Single EU Transport Market Long Overdue

In their exhausting daily struggle to prevent the breakup of the eurozone, Europe’s leaders are in danger of allowing their most successful project, the single market, to stagnate, at best, or unravel, at worst.

The single market, which celebrates its 20th anniversary on Jan. 1, has made significant progress toward the free movement of goods, services, capital and people across its 27 member states. It is the world’s biggest economy with 500 million consumers, 21 million companies and an annual output of almost $18 trillion.

But there’s still a long way to go to remove the regulatory and physical barriers standing in the way of a genuine borderless single market to match the United States, the original goal of its architects.

And transport, which has a key role in breaking down barriers and cutting costs for companies and consumers alike, is a major let down, with many sectors still trapped in a nationalistic mindset.

EU leaders acknowledged the strategic importance of transport in the communique from a Brussels summit in October. “In the field of transport, eliminating regulatory barriers and tackling bottlenecks and missing cross-border links are essential in order to guarantee the effective operation of the single market and promote competitiveness and growth.”

But transport, long a Cinderella in national and EU budgets, is likely to fall further down the pecking order, as Europe grapples with more pressing issues.

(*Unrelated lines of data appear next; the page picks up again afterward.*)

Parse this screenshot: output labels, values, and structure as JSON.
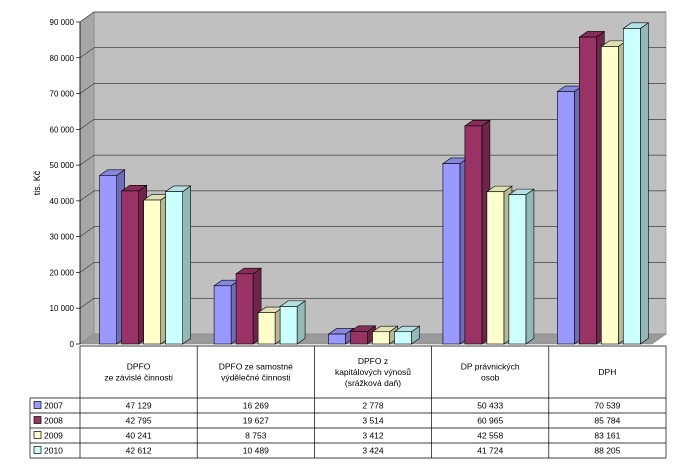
{
  "chart_data": {
    "type": "bar",
    "ylabel": "tis. Kč",
    "ylim": [
      0,
      90000
    ],
    "yticks": [
      0,
      10000,
      20000,
      30000,
      40000,
      50000,
      60000,
      70000,
      80000,
      90000
    ],
    "ytick_labels": [
      "0",
      "10 000",
      "20 000",
      "30 000",
      "40 000",
      "50 000",
      "60 000",
      "70 000",
      "80 000",
      "90 000"
    ],
    "grid": true,
    "legend": "table-left",
    "categories": [
      [
        "DPFO",
        "ze závislé činnosti"
      ],
      [
        "DPFO ze samostné",
        "výdělečné činnosti"
      ],
      [
        "DPFO z",
        "kapitálových výnosů",
        "(srážková daň)"
      ],
      [
        "DP právnických",
        "osob"
      ],
      [
        "DPH"
      ]
    ],
    "series": [
      {
        "name": "2007",
        "color": "#9999ff",
        "values": [
          47129,
          16269,
          2778,
          50433,
          70539
        ],
        "labels": [
          "47 129",
          "16 269",
          "2 778",
          "50 433",
          "70 539"
        ]
      },
      {
        "name": "2008",
        "color": "#993366",
        "values": [
          42795,
          19627,
          3514,
          60965,
          85784
        ],
        "labels": [
          "42 795",
          "19 627",
          "3 514",
          "60 965",
          "85 784"
        ]
      },
      {
        "name": "2009",
        "color": "#ffffcc",
        "values": [
          40241,
          8753,
          3412,
          42558,
          83161
        ],
        "labels": [
          "40 241",
          "8 753",
          "3 412",
          "42 558",
          "83 161"
        ]
      },
      {
        "name": "2010",
        "color": "#ccffff",
        "values": [
          42612,
          10489,
          3424,
          41724,
          88205
        ],
        "labels": [
          "42 612",
          "10 489",
          "3 424",
          "41 724",
          "88 205"
        ]
      }
    ]
  }
}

True, there have been genuine breakthroughs in some sectors. Inland shipping and trucking have been deregulated, spreading cross-border competition and squeezing previously inflated freight rates. Cross-border and domestic rail freight markets have been liberalized, too, though entrenched state-owned operators have crushed, bankrupted or taken over private entrants in most EU countries. Cabotage also has cut short-sea shipping costs, particularly in peripheral regions. Aviation deregulation has spawned cross-border mergers, boosted budget airlines, slashed fares for business and leisure travelers, and allowed bankruptcies of inefficient feather-bedded flag carriers. 

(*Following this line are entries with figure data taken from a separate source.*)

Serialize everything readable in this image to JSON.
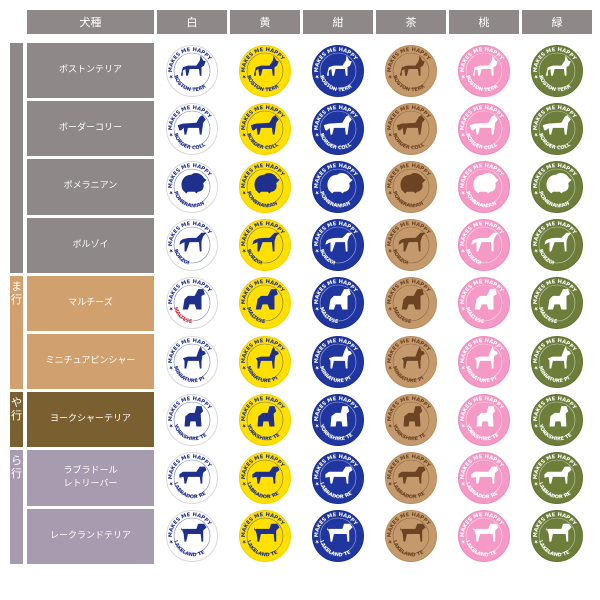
{
  "header": {
    "breed_label": "犬種",
    "colors": [
      {
        "label": "白",
        "fill": "#ffffff",
        "ring": "#d9d9d9",
        "ink": "#1f2f8c"
      },
      {
        "label": "黄",
        "fill": "#ffe000",
        "ring": "#f2d200",
        "ink": "#1f2f8c"
      },
      {
        "label": "紺",
        "fill": "#1f36a0",
        "ring": "#1a2f8f",
        "ink": "#ffffff"
      },
      {
        "label": "茶",
        "fill": "#c49a6c",
        "ring": "#b88d5f",
        "ink": "#6b4423"
      },
      {
        "label": "桃",
        "fill": "#f59ac6",
        "ring": "#ee8dbc",
        "ink": "#ffffff"
      },
      {
        "label": "緑",
        "fill": "#6c7e3a",
        "ring": "#627334",
        "ink": "#ffffff"
      }
    ]
  },
  "groups": [
    {
      "label": "",
      "color": "#8e8888"
    },
    {
      "label": "ま行",
      "color": "#d0a06e"
    },
    {
      "label": "や行",
      "color": "#7a6030"
    },
    {
      "label": "ら行",
      "color": "#a79bb0"
    }
  ],
  "rows": [
    {
      "label": "ボストンテリア",
      "group": 0,
      "badge": "BOSTON TERRIER",
      "dog": "terrier"
    },
    {
      "label": "ボーダーコリー",
      "group": 0,
      "badge": "BORDER COLLIE",
      "dog": "collie"
    },
    {
      "label": "ポメラニアン",
      "group": 0,
      "badge": "POMERANIAN",
      "dog": "pom"
    },
    {
      "label": "ボルゾイ",
      "group": 0,
      "badge": "BORZOI",
      "dog": "borzoi"
    },
    {
      "label": "マルチーズ",
      "group": 1,
      "badge": "MALTESE",
      "dog": "maltese"
    },
    {
      "label": "ミニチュアピンシャー",
      "group": 1,
      "badge": "MINIATURE PINSCHER",
      "dog": "pinscher"
    },
    {
      "label": "ヨークシャーテリア",
      "group": 2,
      "badge": "YORKSHIRE TERRIER",
      "dog": "yorkie"
    },
    {
      "label": "ラブラドール\nレトリーバー",
      "group": 3,
      "badge": "LABRADOR RETRIEVER",
      "dog": "lab"
    },
    {
      "label": "レークランドテリア",
      "group": 3,
      "badge": "LAKELAND TERRIER",
      "dog": "lakeland"
    }
  ],
  "badge_top_text": "MAKES ME HAPPY",
  "highlight_colors": {
    "maltese_badge_text": "#d8282e"
  }
}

The outlook for the much hyped Trans-European Networks is looking grim, however, as European politicians plead penury to postpone projects they were never that much interested in even in better times. Earlier this month, French President Francois Hollande pledged to push ahead with a high-speed rail link between Lyon and Turin, one of Europe’s busiest trucking routes. “But a lot will depend on the European budget,” he added, condemning to further delay an urgently needed project that’s already been stuck in the planning pipeline for 11 years.

And with the EU struggling to agree a new seven-year budget through 2020, several other pan-European transport corridors likely will remain on the drawing board for the foreseeable future.

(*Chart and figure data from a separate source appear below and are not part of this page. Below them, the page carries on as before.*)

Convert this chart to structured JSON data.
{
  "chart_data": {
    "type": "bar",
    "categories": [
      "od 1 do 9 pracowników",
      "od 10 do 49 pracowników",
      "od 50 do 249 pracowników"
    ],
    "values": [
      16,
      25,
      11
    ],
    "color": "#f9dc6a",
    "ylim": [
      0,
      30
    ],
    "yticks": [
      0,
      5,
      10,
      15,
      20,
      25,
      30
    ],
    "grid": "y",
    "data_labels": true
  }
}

But EU leaders can easily remove the regulatory and technical barriers to the development of a truly single transport market. The single market doesn’t exit on the sea, so a ship sailing from Genoa, Italy, to Barcelona, Spain, is considered as a foreign voyage, which requires time-consuming filing of customs documents, which makes a mockery of the EU’s Motorways of the Sea program aimed at switching goods from CO2-spewing trucks on congested roads to more environmentally friendly ships.

Freight trains still face an array of national technical, safety and labor standards that force them to spend hours at a standstill in “foreign” cross-border rail stations. And regional politicians ensure that local passenger trains get timetable priority over international freight services.

Europe’s port industry also remains fragmented as dockers’ unions, supported by European politicians, killed off a reform program aimed at creating a competitive level playing field by rooting out hidden subsidies. 

The EU’s decade-long effort to create a single European sky has also failed because the majority of member states have failed to cede control of their air traffic control administrations. As a result, aircraft have to fly through 650 airspace sections operated by 60 control systems managed by national governments with minimal cross-border coordination. Europe’s airspace is about the same size as that of the U.S., but it handles half the traffic at twice the cost.

While saving the eurozone is the EU’s top priority going into 2013, its leaders should take time out to strengthen the single market amid fears it could start to unravel as protectionist sentiment takes hold in its economically weaker member states — including Italy and Spain.

And the transport sector is the most obvious place to make a start.